Desde entonces, hace ya dos años, no ha vuelto a ver a Kanaan. Él no conoce a su segundo hijo, Jad, de un año y medio de edad, nacido en Marruecos, y desde que este año Marruecos bloqueó las llamadas VoIP, ni siquiera pueden verse en Skype.
Aline no puede volver a Abu Dhabi porque a los seis meses de su partida expiró su visado, y allí tampoco admiten a sirios. No puede trabajar en Marruecos porque el BRA (Oficina de Refugiados y Apátridas, por sus siglas en francés) no le da el estatuto de refugiada, y en Acnur, donde dependen del visto bueno del BRA, no le ofrecen ninguna solución.
La oficina de la Agencia de la ONU para los Refugiados e en Marruecos tiene inscritos a unos 3.000 sirios solicitantes de asilo, pero el gobierno marroquí no ha decidido aún su estatus. Durante el proceso de regularización de extranjeros de 2014, las autoridades concedieron 5.000 tarjetas de residencia, renovables cada año. Aline no llegó a tiempo.
“Hemos pensado en reunirnos en otro país; en Mauritania, en Sudán, donde sea, pero si Kanaan se va de Abu Dhabi, podría perder el trabajo, que es el único ingreso para toda la familia. Me envía unos 300 euros al mes, y no es suficiente”, se lamenta. No tiene más opción que esperar un milagro para poder reunirse con su marido y volver a ser la familia que eran antes de que les separara una guerra que queda a muchos kilómetros de sus vidas.
Asumir el exilio
Justo antes de que estallara la guerra en Siria, los padres del doctor Hani Abou Saleh habían decidido que ya era un buen momento para empezar a pensar en regresar a su país, después de más de 30 años de exilio político en Marruecos. Hani y su hermano habían terminado sus estudios y podían valerse por sí mismos, así que sus padres prepararon el camino de vuelta con visitas cada vez más frecuentes a su ciudad natal, Al Sweida, a unos 90 kilómetros al sur de Damasco.

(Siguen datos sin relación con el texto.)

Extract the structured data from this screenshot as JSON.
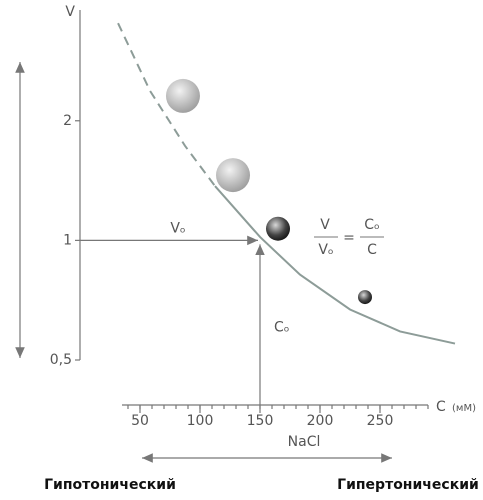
{
  "chart_data": {
    "type": "line",
    "y_label": "V",
    "x_label": "C",
    "x_unit": "(мМ)",
    "log_y": true,
    "xlim": [
      35,
      290
    ],
    "ylim": [
      0.5,
      3.8
    ],
    "xticks": [
      50,
      100,
      150,
      200,
      250
    ],
    "x_minor_step": 10,
    "yticks": [
      {
        "value": 0.5,
        "label": "0,5"
      },
      1,
      2
    ],
    "color": "#8d9c98",
    "series": [
      {
        "style": "dashed",
        "x": [
          31.7,
          58.3,
          87.5,
          112.5
        ],
        "values": [
          3.52,
          2.38,
          1.73,
          1.37
        ]
      },
      {
        "style": "solid",
        "x": [
          112.5,
          150,
          183.3,
          225,
          266.7,
          312.5
        ],
        "values": [
          1.37,
          1.02,
          0.82,
          0.67,
          0.59,
          0.55
        ]
      }
    ],
    "cells": {
      "x": [
        85.8,
        127.5,
        165,
        237.5
      ],
      "values": [
        2.31,
        1.46,
        1.07,
        0.72
      ]
    },
    "reference": {
      "x": 150,
      "y": 1,
      "x_label": "Cₒ",
      "y_label": "Vₒ"
    },
    "formula": {
      "left_num": "V",
      "left_den": "Vₒ",
      "equals": "=",
      "right_num": "Cₒ",
      "right_den": "C"
    },
    "nacl_label": "NaCl",
    "left_label": "Гипотонический",
    "right_label": "Гипертонический"
  }
}
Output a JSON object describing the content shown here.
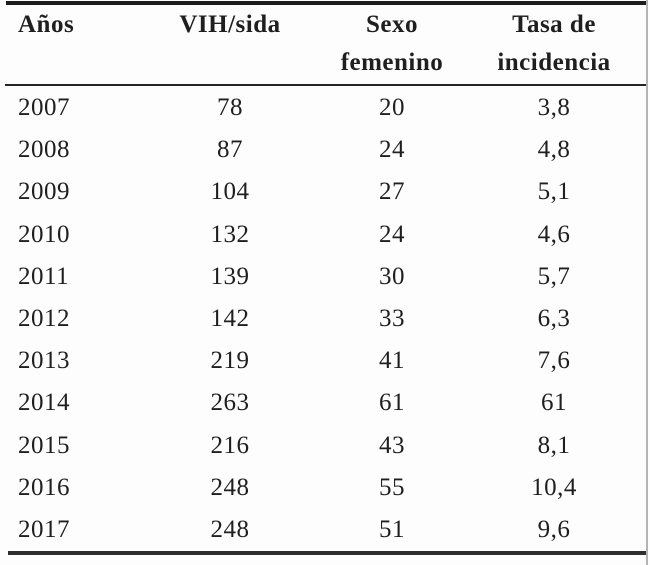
{
  "colors": {
    "background": "#fdfdfd",
    "text": "#1f1f1f",
    "rule_dark": "#1c1c1c",
    "edge_gray": "#b3b3b3"
  },
  "table": {
    "header": [
      {
        "line1": "Años",
        "line2": ""
      },
      {
        "line1": "VIH/sida",
        "line2": ""
      },
      {
        "line1": "Sexo",
        "line2": "femenino"
      },
      {
        "line1": "Tasa de",
        "line2": "incidencia"
      }
    ],
    "rows": [
      [
        "2007",
        "78",
        "20",
        "3,8"
      ],
      [
        "2008",
        "87",
        "24",
        "4,8"
      ],
      [
        "2009",
        "104",
        "27",
        "5,1"
      ],
      [
        "2010",
        "132",
        "24",
        "4,6"
      ],
      [
        "2011",
        "139",
        "30",
        "5,7"
      ],
      [
        "2012",
        "142",
        "33",
        "6,3"
      ],
      [
        "2013",
        "219",
        "41",
        "7,6"
      ],
      [
        "2014",
        "263",
        "61",
        "61"
      ],
      [
        "2015",
        "216",
        "43",
        "8,1"
      ],
      [
        "2016",
        "248",
        "55",
        "10,4"
      ],
      [
        "2017",
        "248",
        "51",
        "9,6"
      ]
    ]
  },
  "chart_data": {
    "type": "table",
    "columns": [
      "Años",
      "VIH/sida",
      "Sexo femenino",
      "Tasa de incidencia"
    ],
    "rows": [
      [
        "2007",
        "78",
        "20",
        "3,8"
      ],
      [
        "2008",
        "87",
        "24",
        "4,8"
      ],
      [
        "2009",
        "104",
        "27",
        "5,1"
      ],
      [
        "2010",
        "132",
        "24",
        "4,6"
      ],
      [
        "2011",
        "139",
        "30",
        "5,7"
      ],
      [
        "2012",
        "142",
        "33",
        "6,3"
      ],
      [
        "2013",
        "219",
        "41",
        "7,6"
      ],
      [
        "2014",
        "263",
        "61",
        "61"
      ],
      [
        "2015",
        "216",
        "43",
        "8,1"
      ],
      [
        "2016",
        "248",
        "55",
        "10,4"
      ],
      [
        "2017",
        "248",
        "51",
        "9,6"
      ]
    ]
  }
}
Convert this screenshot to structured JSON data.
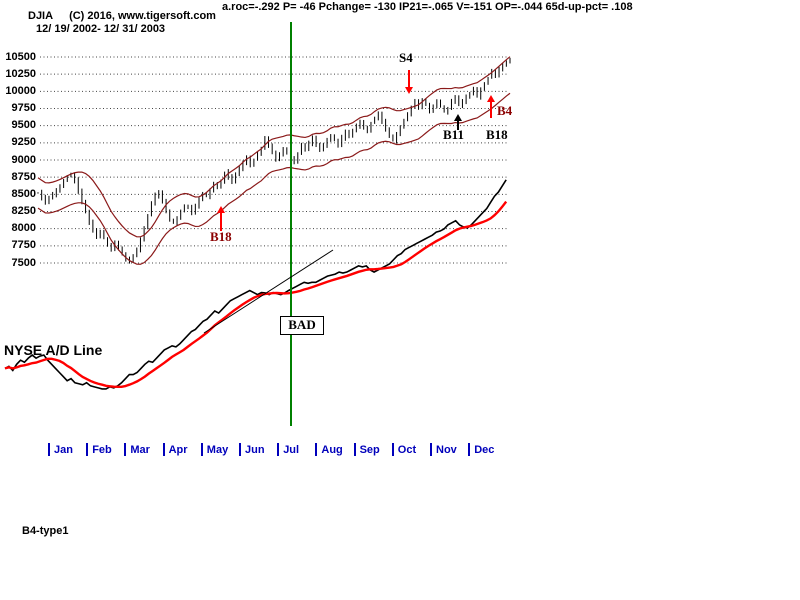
{
  "header": {
    "stats_line": "a.roc=-.292 P= -46 Pchange= -130 IP21=-.065 V=-151 OP=-.044 65d-up-pct= .108",
    "symbol": "DJIA",
    "copyright": "(C) 2016, www.tigersoft.com",
    "date_range": "12/ 19/ 2002- 12/ 31/ 2003"
  },
  "labels": {
    "ad_line": "NYSE A/D Line",
    "bad": "BAD"
  },
  "footer": {
    "signal_label": "B4-type1"
  },
  "colors": {
    "price_bars": "#000000",
    "envelope_band": "#8b1a1a",
    "ad_line": "#000000",
    "ad_moving_average": "#ff0000",
    "month_axis_blue": "#0000bb",
    "grid_dots": "#444444",
    "vertical_marker_green": "#008000",
    "arrow_red": "#ff0000",
    "text": "#000000"
  },
  "chart_data": {
    "type": "line",
    "style": "daily OHLC-style price bars with moving-average envelope bands, plus cumulative advance/decline line with red moving average",
    "title": "DJIA 12/19/2002 - 12/31/2003 with NYSE A/D Line",
    "x_axis": {
      "months": [
        "Jan",
        "Feb",
        "Mar",
        "Apr",
        "May",
        "Jun",
        "Jul",
        "Aug",
        "Sep",
        "Oct",
        "Nov",
        "Dec"
      ],
      "range": "12/19/2002 - 12/31/2003"
    },
    "y_axis": {
      "ticks": [
        10500,
        10250,
        10000,
        9750,
        9500,
        9250,
        9000,
        8750,
        8500,
        8250,
        8000,
        7750,
        7500
      ],
      "min": 7500,
      "max": 10500,
      "grid": "dotted"
    },
    "series": [
      {
        "name": "DJIA close (sampled ~2-day)",
        "values": [
          8520,
          8450,
          8380,
          8440,
          8500,
          8560,
          8620,
          8700,
          8760,
          8800,
          8700,
          8540,
          8380,
          8240,
          8100,
          7980,
          7880,
          7960,
          7860,
          7780,
          7700,
          7780,
          7700,
          7620,
          7560,
          7524,
          7600,
          7700,
          7850,
          8020,
          8200,
          8350,
          8480,
          8520,
          8400,
          8250,
          8120,
          8080,
          8160,
          8260,
          8340,
          8300,
          8240,
          8320,
          8420,
          8500,
          8470,
          8560,
          8660,
          8600,
          8700,
          8820,
          8750,
          8680,
          8780,
          8880,
          8960,
          9040,
          8920,
          9000,
          9100,
          9180,
          9300,
          9200,
          9100,
          9020,
          9080,
          9160,
          9100,
          9040,
          8980,
          9100,
          9200,
          9140,
          9240,
          9320,
          9220,
          9140,
          9220,
          9300,
          9360,
          9300,
          9200,
          9320,
          9400,
          9350,
          9420,
          9500,
          9560,
          9480,
          9420,
          9540,
          9620,
          9660,
          9560,
          9440,
          9340,
          9280,
          9380,
          9480,
          9580,
          9680,
          9780,
          9840,
          9760,
          9860,
          9800,
          9720,
          9780,
          9860,
          9780,
          9700,
          9760,
          9840,
          9900,
          9800,
          9850,
          9920,
          9960,
          10040,
          9920,
          10040,
          10120,
          10200,
          10280,
          10240,
          10320,
          10380,
          10420,
          10460
        ]
      },
      {
        "name": "NYSE A/D Line (normalized 0-1)",
        "values": [
          0.12,
          0.13,
          0.11,
          0.14,
          0.16,
          0.15,
          0.17,
          0.185,
          0.17,
          0.18,
          0.185,
          0.16,
          0.14,
          0.12,
          0.1,
          0.08,
          0.06,
          0.07,
          0.05,
          0.045,
          0.04,
          0.05,
          0.035,
          0.03,
          0.025,
          0.02,
          0.02,
          0.03,
          0.025,
          0.035,
          0.05,
          0.07,
          0.09,
          0.09,
          0.1,
          0.12,
          0.14,
          0.155,
          0.15,
          0.17,
          0.19,
          0.21,
          0.22,
          0.23,
          0.225,
          0.24,
          0.26,
          0.28,
          0.3,
          0.31,
          0.33,
          0.35,
          0.36,
          0.38,
          0.4,
          0.39,
          0.41,
          0.43,
          0.45,
          0.46,
          0.47,
          0.48,
          0.49,
          0.5,
          0.49,
          0.48,
          0.49,
          0.488,
          0.48,
          0.49,
          0.485,
          0.48,
          0.488,
          0.5,
          0.51,
          0.52,
          0.53,
          0.54,
          0.535,
          0.54,
          0.54,
          0.55,
          0.56,
          0.57,
          0.575,
          0.58,
          0.59,
          0.585,
          0.59,
          0.6,
          0.61,
          0.62,
          0.615,
          0.62,
          0.6,
          0.59,
          0.6,
          0.61,
          0.62,
          0.63,
          0.65,
          0.67,
          0.68,
          0.7,
          0.71,
          0.72,
          0.73,
          0.74,
          0.75,
          0.76,
          0.77,
          0.785,
          0.79,
          0.8,
          0.82,
          0.83,
          0.84,
          0.82,
          0.81,
          0.805,
          0.82,
          0.84,
          0.86,
          0.88,
          0.9,
          0.93,
          0.96,
          0.98,
          1.01,
          1.04
        ]
      }
    ],
    "bands": {
      "type": "ma-envelope",
      "window": 10,
      "pct": 2.6,
      "color": "#8b1a1a"
    },
    "ad_ma": {
      "window": 9,
      "color": "#ff0000",
      "width": 2.4
    },
    "annotations": [
      {
        "type": "text",
        "text": "S4",
        "x": 399,
        "y": 50,
        "color": "#000000"
      },
      {
        "type": "arrow",
        "x": 409,
        "y1": 70,
        "y2": 94,
        "dir": "down",
        "color": "#ff0000"
      },
      {
        "type": "arrow",
        "x": 491,
        "y1": 118,
        "y2": 95,
        "dir": "up",
        "color": "#ff0000"
      },
      {
        "type": "text",
        "text": "B4",
        "x": 497,
        "y": 103,
        "color": "#8b0000"
      },
      {
        "type": "arrow",
        "x": 458,
        "y1": 130,
        "y2": 114,
        "dir": "up",
        "color": "#000000"
      },
      {
        "type": "text",
        "text": "B11",
        "x": 443,
        "y": 127,
        "color": "#000000"
      },
      {
        "type": "text",
        "text": "B18",
        "x": 486,
        "y": 127,
        "color": "#000000"
      },
      {
        "type": "arrow",
        "x": 221,
        "y1": 231,
        "y2": 206,
        "dir": "up",
        "color": "#ff0000"
      },
      {
        "type": "text",
        "text": "B18",
        "x": 210,
        "y": 229,
        "color": "#8b0000"
      },
      {
        "type": "vline",
        "x": 291,
        "y1": 22,
        "y2": 426,
        "color": "#008000",
        "width": 2
      },
      {
        "type": "trendline",
        "x1": 204,
        "y1": 333,
        "x2": 333,
        "y2": 250,
        "color": "#000000"
      }
    ]
  }
}
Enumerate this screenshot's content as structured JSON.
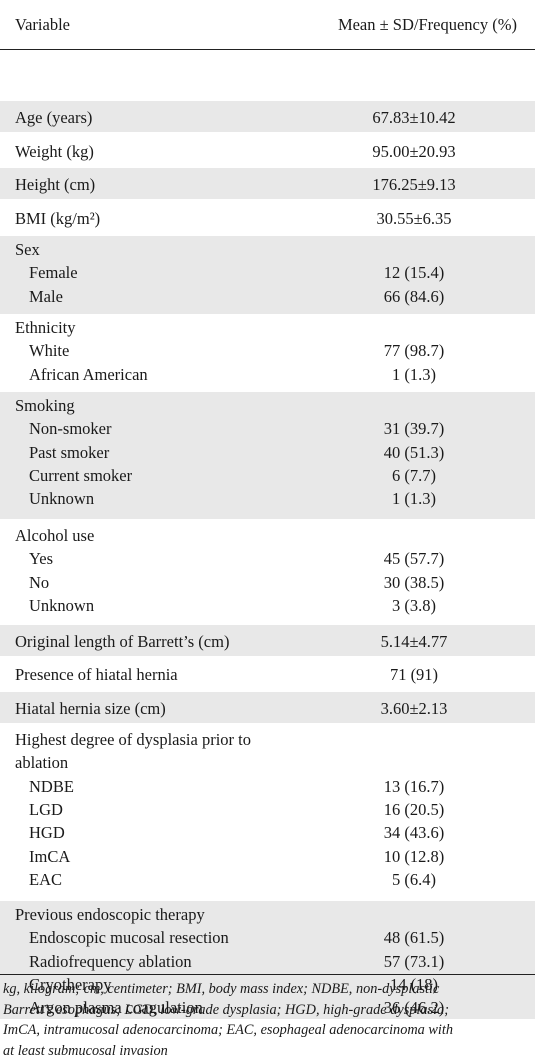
{
  "header": {
    "col1": "Variable",
    "col2": "Mean ± SD/Frequency (%)"
  },
  "rows": [
    {
      "lines": [
        {
          "label": "Age (years)",
          "value": "67.83±10.42"
        }
      ]
    },
    {
      "lines": [
        {
          "label": "Weight (kg)",
          "value": "95.00±20.93"
        }
      ]
    },
    {
      "lines": [
        {
          "label": "Height (cm)",
          "value": "176.25±9.13"
        }
      ]
    },
    {
      "lines": [
        {
          "label": "BMI (kg/m²)",
          "value": "30.55±6.35"
        }
      ]
    },
    {
      "lines": [
        {
          "label": "Sex",
          "value": ""
        },
        {
          "label": "Female",
          "value": "12 (15.4)",
          "indent": true
        },
        {
          "label": "Male",
          "value": "66 (84.6)",
          "indent": true
        }
      ]
    },
    {
      "lines": [
        {
          "label": "Ethnicity",
          "value": ""
        },
        {
          "label": "White",
          "value": "77 (98.7)",
          "indent": true
        },
        {
          "label": "African American",
          "value": "1 (1.3)",
          "indent": true
        }
      ]
    },
    {
      "lines": [
        {
          "label": "Smoking",
          "value": ""
        },
        {
          "label": "Non-smoker",
          "value": "31 (39.7)",
          "indent": true
        },
        {
          "label": "Past smoker",
          "value": "40 (51.3)",
          "indent": true
        },
        {
          "label": "Current smoker",
          "value": "6 (7.7)",
          "indent": true
        },
        {
          "label": "Unknown",
          "value": "1 (1.3)",
          "indent": true
        }
      ]
    },
    {
      "lines": [
        {
          "label": "Alcohol use",
          "value": ""
        },
        {
          "label": "Yes",
          "value": "45 (57.7)",
          "indent": true
        },
        {
          "label": "No",
          "value": "30 (38.5)",
          "indent": true
        },
        {
          "label": "Unknown",
          "value": "3 (3.8)",
          "indent": true
        }
      ]
    },
    {
      "lines": [
        {
          "label": "Original length of Barrett’s (cm)",
          "value": "5.14±4.77"
        }
      ]
    },
    {
      "lines": [
        {
          "label": "Presence of hiatal hernia",
          "value": "71 (91)"
        }
      ]
    },
    {
      "lines": [
        {
          "label": "Hiatal hernia size (cm)",
          "value": "3.60±2.13"
        }
      ]
    },
    {
      "lines": [
        {
          "label": "Highest degree of dysplasia prior to",
          "value": ""
        },
        {
          "label": "ablation",
          "value": ""
        },
        {
          "label": "NDBE",
          "value": "13 (16.7)",
          "indent": true
        },
        {
          "label": "LGD",
          "value": "16 (20.5)",
          "indent": true
        },
        {
          "label": "HGD",
          "value": "34 (43.6)",
          "indent": true
        },
        {
          "label": "ImCA",
          "value": "10 (12.8)",
          "indent": true
        },
        {
          "label": "EAC",
          "value": "5 (6.4)",
          "indent": true
        }
      ]
    },
    {
      "lines": [
        {
          "label": "Previous endoscopic therapy",
          "value": ""
        },
        {
          "label": "Endoscopic mucosal resection",
          "value": "48 (61.5)",
          "indent": true
        },
        {
          "label": "Radiofrequency ablation",
          "value": "57 (73.1)",
          "indent": true
        },
        {
          "label": "Cryotherapy",
          "value": "14 (18)",
          "indent": true
        },
        {
          "label": "Argon plasma coagulation",
          "value": "36 (46.2)",
          "indent": true
        }
      ]
    }
  ],
  "footnote": {
    "lines": [
      "kg, kilogram; cm, centimeter; BMI, body mass index; NDBE, non-dysplastic",
      "Barrett’s esophagus; LGD, low-grade dysplasia; HGD, high-grade dysplasia;",
      "ImCA, intramucosal adenocarcinoma; EAC, esophageal adenocarcinoma with",
      "at least submucosal invasion"
    ]
  }
}
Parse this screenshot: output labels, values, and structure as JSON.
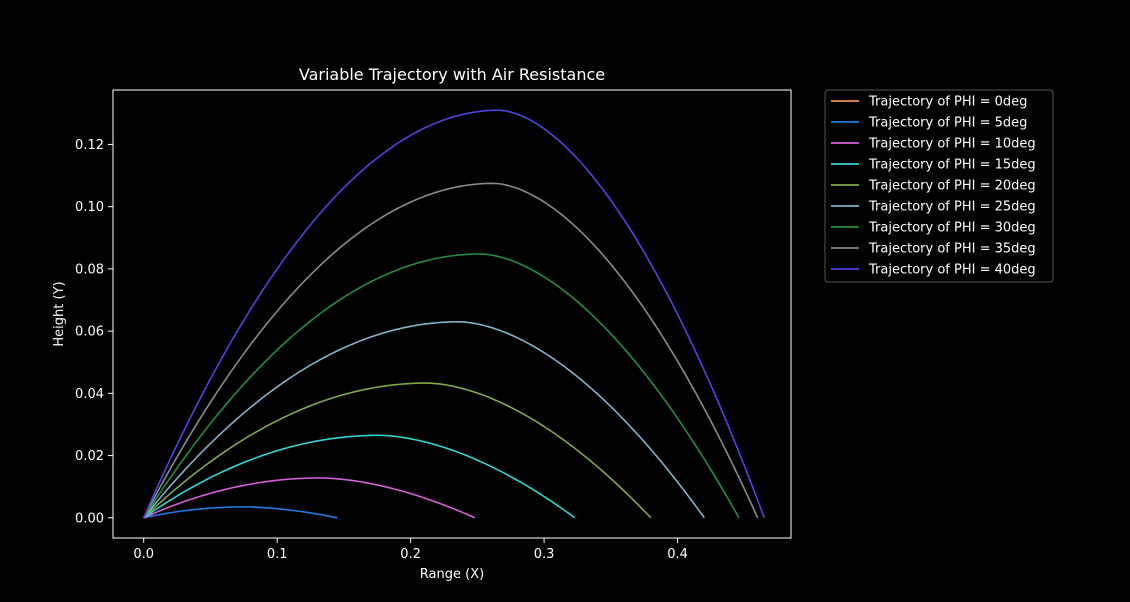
{
  "chart_data": {
    "type": "line",
    "title": "Variable Trajectory with Air Resistance",
    "xlabel": "Range (X)",
    "ylabel": "Height (Y)",
    "xlim": [
      -0.023,
      0.485
    ],
    "ylim": [
      -0.0065,
      0.1375
    ],
    "xticks": [
      0.0,
      0.1,
      0.2,
      0.3,
      0.4
    ],
    "xtick_labels": [
      "0.0",
      "0.1",
      "0.2",
      "0.3",
      "0.4"
    ],
    "yticks": [
      0.0,
      0.02,
      0.04,
      0.06,
      0.08,
      0.1,
      0.12
    ],
    "ytick_labels": [
      "0.00",
      "0.02",
      "0.04",
      "0.06",
      "0.08",
      "0.10",
      "0.12"
    ],
    "grid": false,
    "legend_position": "outside-top-right",
    "background": "#000000",
    "foreground": "#ffffff",
    "series": [
      {
        "name": "Trajectory of PHI = 0deg",
        "color": "#f0914a",
        "range": 0.0,
        "apex_x": 0.0,
        "apex_y": 0.0
      },
      {
        "name": "Trajectory of PHI = 5deg",
        "color": "#1f7ae0",
        "range": 0.145,
        "apex_x": 0.075,
        "apex_y": 0.0035
      },
      {
        "name": "Trajectory of PHI = 10deg",
        "color": "#d45fd6",
        "range": 0.248,
        "apex_x": 0.132,
        "apex_y": 0.0128
      },
      {
        "name": "Trajectory of PHI = 15deg",
        "color": "#2fd4d4",
        "range": 0.323,
        "apex_x": 0.176,
        "apex_y": 0.0265
      },
      {
        "name": "Trajectory of PHI = 20deg",
        "color": "#7fa84a",
        "range": 0.38,
        "apex_x": 0.212,
        "apex_y": 0.0433
      },
      {
        "name": "Trajectory of PHI = 25deg",
        "color": "#7fb3c9",
        "range": 0.42,
        "apex_x": 0.236,
        "apex_y": 0.063
      },
      {
        "name": "Trajectory of PHI = 30deg",
        "color": "#1f8f3f",
        "range": 0.446,
        "apex_x": 0.252,
        "apex_y": 0.0848
      },
      {
        "name": "Trajectory of PHI = 35deg",
        "color": "#8a8a8a",
        "range": 0.46,
        "apex_x": 0.262,
        "apex_y": 0.1075
      },
      {
        "name": "Trajectory of PHI = 40deg",
        "color": "#4b45e0",
        "range": 0.465,
        "apex_x": 0.266,
        "apex_y": 0.131
      }
    ]
  }
}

Lo primero era buscar una casa, que empezaron a construir en 2010 con la intención de mudarse un año más tarde, pero en marzo de 2011 estalló el conflicto, y con él se esfumó la posibilidad de volver. “Cuando todo esto termine, ya no será Siria. Será otra cosa, pero no Siria”, lamenta Hani, sin ocultar su animadversión por la familia al Assad. Tiene motivos, dice. Hafez al Assad obligó a su padre a salir huyendo del país y ahora no pueden volver por culpa de su hijo Bashar, piensa Hani.
Ghassan Abou Saleh, el padre de Hani, tuvo que dejar Siria hace 34 años porque pertenecía al partido árabe socialista Nassiri, cuando ser opositor al régimen tenía dos salidas: la cárcel o el exilio. En los diez años previos al inicio de la guerra, pudo volver periódicamente, una vez al año, previo paso por el interrogatorio de los servicios secretos, la temida Mujabarat. En 2011, cuando ya pensaba en volver, sus colegas de partido le advirtieron: “Ni se te ocurra”. Y se quedó. A sus 72 años ya cree que sus días terminarán en Marruecos.
Hani piensa en su país cada día. Sigue al detalle las noticias, recuerda con fechas exactas los discursos de Bashar al Assad y llora y se indigna cada vez que le llegan noticias de un bombardeo: “Matan a la gente a todas horas. Hay que hacer algo”. Piensa en viajar allí, aunque sólo sea unas semanas, para echar una mano como médico, pero no cree que pueda volver a vivir en su país.
Aline, en cambio, no pierde la esperanza. Con un niño en cada brazo insiste: “¿Sabes una cosa? Todos los sirios tenemos que volver a nuestro país. Tenemos que ser enterrados en nuestra tierra”.